For now, the road-map teams have concentrated on clearing the way for these individual health summaries (with the patient controlling access). They have also worked on how best to recruit and train the personnel needed to make eHealth exchanges work efficiently.
But there is the promise of an even bigger payoff down the road from trans-Atlantic eHealth cooperation. Medical device manufacturers can reach new markets sooner if countries subscribe to the same standards and regulations.
Ultimately, as countries struggle to cope with aging populations and more people living with chronic diseases, the hope is that eHealth will deliver better care at lower costs. Already eHealth is helping pharmaceutical companies cast a wider net for patients for clinical trials of potentially life-saving medicines.
Ebola, Zika outbreaks underscore urgency
The U.S.-EU collaboration aims to make those health record systems work seamlessly — the technical term is interoperability — while protecting privacy. It has focused on which vital signs, lab tests and other information are the most important for international patient summaries.

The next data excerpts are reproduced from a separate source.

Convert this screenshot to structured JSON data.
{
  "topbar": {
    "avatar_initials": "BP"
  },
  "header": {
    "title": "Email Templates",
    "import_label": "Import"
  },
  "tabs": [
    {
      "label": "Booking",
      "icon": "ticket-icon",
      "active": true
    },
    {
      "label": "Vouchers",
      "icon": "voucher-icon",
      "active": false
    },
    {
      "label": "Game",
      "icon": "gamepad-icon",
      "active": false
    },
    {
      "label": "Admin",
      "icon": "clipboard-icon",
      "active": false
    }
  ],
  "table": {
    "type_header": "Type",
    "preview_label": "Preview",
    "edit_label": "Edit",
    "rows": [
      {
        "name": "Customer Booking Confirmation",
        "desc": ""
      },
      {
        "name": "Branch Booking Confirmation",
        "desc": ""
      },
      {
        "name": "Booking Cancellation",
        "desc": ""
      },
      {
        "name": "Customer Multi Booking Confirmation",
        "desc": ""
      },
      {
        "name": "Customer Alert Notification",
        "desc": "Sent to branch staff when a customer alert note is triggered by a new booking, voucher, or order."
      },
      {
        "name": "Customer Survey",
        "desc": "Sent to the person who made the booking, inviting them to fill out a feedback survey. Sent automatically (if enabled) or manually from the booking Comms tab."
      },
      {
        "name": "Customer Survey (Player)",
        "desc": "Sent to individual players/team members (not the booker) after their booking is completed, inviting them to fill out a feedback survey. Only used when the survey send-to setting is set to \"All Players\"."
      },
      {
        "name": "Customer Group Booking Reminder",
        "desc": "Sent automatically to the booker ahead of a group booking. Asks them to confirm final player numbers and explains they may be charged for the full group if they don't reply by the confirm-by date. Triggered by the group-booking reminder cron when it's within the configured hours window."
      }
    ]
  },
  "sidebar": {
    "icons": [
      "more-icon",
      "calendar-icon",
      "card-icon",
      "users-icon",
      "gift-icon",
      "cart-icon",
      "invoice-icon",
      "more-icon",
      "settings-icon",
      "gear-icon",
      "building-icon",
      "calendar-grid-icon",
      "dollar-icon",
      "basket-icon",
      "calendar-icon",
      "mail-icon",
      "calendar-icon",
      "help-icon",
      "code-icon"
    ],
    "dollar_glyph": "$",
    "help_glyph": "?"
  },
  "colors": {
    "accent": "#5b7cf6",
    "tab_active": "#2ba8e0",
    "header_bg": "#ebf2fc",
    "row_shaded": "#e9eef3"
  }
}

Government experts say the Ebola and Zika outbreaks underscore the real-world urgency of international cooperation on health data.
Joris VanDam, a Novartis computer scientist and pharmaceutical researcher, said adoption of eHealth has been “super slow.” He sees the problem not as computer protocols, but regulatory roadblocks and reluctance of academic medical centers to share data. “They don’t want someone else doing research on the patients they treat.”
Nonetheless, eHealth is a high priority for the public and private sectors. The U.S. Department of Commerce, which promotes medical devices and pharmaceuticals as export priorities, also plays a lead part in the pursuit of common international standards. “Interoperability fuels creativity, entrepreneurship and innovation,” said international trade specialist Matthew Hein.